The Guardian

For seasoned EU watchers, Brexit trade talks look uncannily like Grexit

The Guardian logo The Guardian 9/12/2020 15:57:21 Larry Elliott and Graeme Wearden
a person holding a sign in front of a building: Trading with the EU on World Trade Organization terms would not be so nearly as momentous for the UK as leaving the euro would have been for Greece. © APTrading with the EU on World Trade Organization terms would not be so nearly as momentous for the UK as leaving the euro would have been for Greece.

It was a marathon even by the European Union's standards. For hours, leaders of countries in the Eurozone argued, haggled and shouted at each other. After breaks for refreshment, they argued, haggled and shouted some more. Rumours swirled around the packed media room. Eventually, as Brussels was waking to a new morning, the 17-hour overnight summit staggered to an end.

All participants were in agreement and victory had been snatched from the jaws of defeat. Despite the brinkmanship, a deal was eventually done - as seasoned EU watchers had always said it would be, even when all hope seemed lost.

This is not a bit of crystal ball gazing before Boris Johnson's dinner with the European commission president, Ursula von der Leyen, merely a recap of how Grexit - Greece's departure from the Eurozone - was averted in July 2015.

For veteran EU watchers, the current trade row looks uncannily like the clash between Athens and Brussels five years ago, which also involved a referendum where EU terms and conditions were rejected.

The stage is the same; some of the dramatis personae - most notably Germany's Angela Merkel - are still cast members, and the script has followed a familiar pattern: endless talks going nowhere leading up to a make-or-break meeting at which both sides have to decide whether they want to do a deal.

Johnson is not the first politician with a mandate to take on the EU. Back in January 2015, Alexis Tsipras became prime minister of Greece after the country had endured half a decade of misery. Its economy had contracted by a quarter; one in two young people were out of work; the country was only able to pay its debtors courtesy of financial support from the EU, the European Central Bank and the International Monetary Fund, which came with harsh strings attached.

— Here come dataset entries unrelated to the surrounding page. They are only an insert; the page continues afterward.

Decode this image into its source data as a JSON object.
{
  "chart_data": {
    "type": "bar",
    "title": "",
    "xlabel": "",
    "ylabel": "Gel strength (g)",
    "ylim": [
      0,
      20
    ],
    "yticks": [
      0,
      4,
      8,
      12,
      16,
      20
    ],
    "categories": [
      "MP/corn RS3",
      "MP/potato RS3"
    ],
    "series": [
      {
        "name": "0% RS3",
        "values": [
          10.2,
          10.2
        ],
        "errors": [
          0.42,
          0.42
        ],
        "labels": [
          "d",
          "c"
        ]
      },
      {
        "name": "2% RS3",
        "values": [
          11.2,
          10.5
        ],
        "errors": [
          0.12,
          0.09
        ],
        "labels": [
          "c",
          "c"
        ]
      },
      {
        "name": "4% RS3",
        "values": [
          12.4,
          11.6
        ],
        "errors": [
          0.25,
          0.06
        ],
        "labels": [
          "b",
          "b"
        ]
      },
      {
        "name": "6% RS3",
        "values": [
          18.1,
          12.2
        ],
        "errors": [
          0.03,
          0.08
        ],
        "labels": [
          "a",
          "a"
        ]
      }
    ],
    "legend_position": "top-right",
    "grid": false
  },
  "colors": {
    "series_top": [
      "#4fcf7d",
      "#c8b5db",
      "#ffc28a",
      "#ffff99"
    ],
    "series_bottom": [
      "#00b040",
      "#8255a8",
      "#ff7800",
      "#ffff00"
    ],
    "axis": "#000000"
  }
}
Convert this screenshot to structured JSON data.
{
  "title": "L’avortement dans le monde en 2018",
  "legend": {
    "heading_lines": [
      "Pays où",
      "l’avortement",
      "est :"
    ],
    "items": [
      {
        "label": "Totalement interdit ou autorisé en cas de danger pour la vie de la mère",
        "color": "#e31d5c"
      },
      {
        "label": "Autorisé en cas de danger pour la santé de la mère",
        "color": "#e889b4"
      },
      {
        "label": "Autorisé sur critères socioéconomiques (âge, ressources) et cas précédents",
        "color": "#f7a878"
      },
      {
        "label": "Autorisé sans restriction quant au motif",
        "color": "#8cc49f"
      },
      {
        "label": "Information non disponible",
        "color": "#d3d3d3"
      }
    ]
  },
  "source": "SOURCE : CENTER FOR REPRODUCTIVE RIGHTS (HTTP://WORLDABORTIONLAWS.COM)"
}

Tsipras called this "bailout barbarity". His equally charismatic finance minister, Yanis Varoufakis, said that having won an election on an anti-austerity platform, democracy should be respected and the bailout terms eased.

Other EU countries, most notably Germany, disagreed, and the negotiations went nowhere fast. For months, meetings of eurozone finance ministers were dominated by the crisis - with one blowing up spectacularly in February when Varoufakis rejected Europe's proposals before a four-month sticking-plaster bailout extension was patched together.

On 26 June, Tsipras said he would hold a referendum on the bailout terms being offered by the EU. Two days later, Athens was forced to impose capital controls after the European Central Bank refused to increase its support for Greek banks.

On 5 July, the referendum rejected the terms of the new EU loan, and by decisively saying no to another dose of austerity, set the scene for a crisis summit the following weekend at which Greece's future as a eurozone member would be decided.

Tsipras was subjected to what EU insiders called "extensive mental waterboarding". Greece would stay in the eurozone and get a new bailout - but only after agreeing to reform the tax and pension system, to liberalise the labour market and deregulate other parts of the economy. The terms were even tougher than those on offer before the referendum.

It was clear who had come off worst. "They crucified Tsipras in there," said one senior eurozone official who had attended the summit, according to the Financial Times. "Crucified."

So will history repeat itself? While there are similarities between Grexit talks in 2015 and Brexit talks in 2020 there are also important differences.

For a start, those gathered round the table on that July weekend knew Tsipras had no real intention of taking Greece out of the single currency. Indeed, he had signalled as much between the result of the referendum and the Brussels summit by replacing Varoufakis with the more emollient Euclid Tsakalotos.

Varoufakis promptly called the deal "a new Versailles treaty", comparing it to the 1967 Greek coup d'état but using banks, not tanks. And there were clashes, teargas and molotov cocktails on the streets of Athens that week as MPs voted the unpopular measures through.

All things considered, Johnson would rather secure a trade deal than not, but trading with the EU on World Trade Organization terms would not be so nearly as momentous for the UK as leaving the euro would have been for Greece. The choice is no deal or a relatively thin deal.

Finally, it is worth noting that trade talks do not always end with countries stepping back from the brink. Sometimes - as was the case for the World Trade Organization in Seattle in 1999 and in Cancun in 2003 - they fail.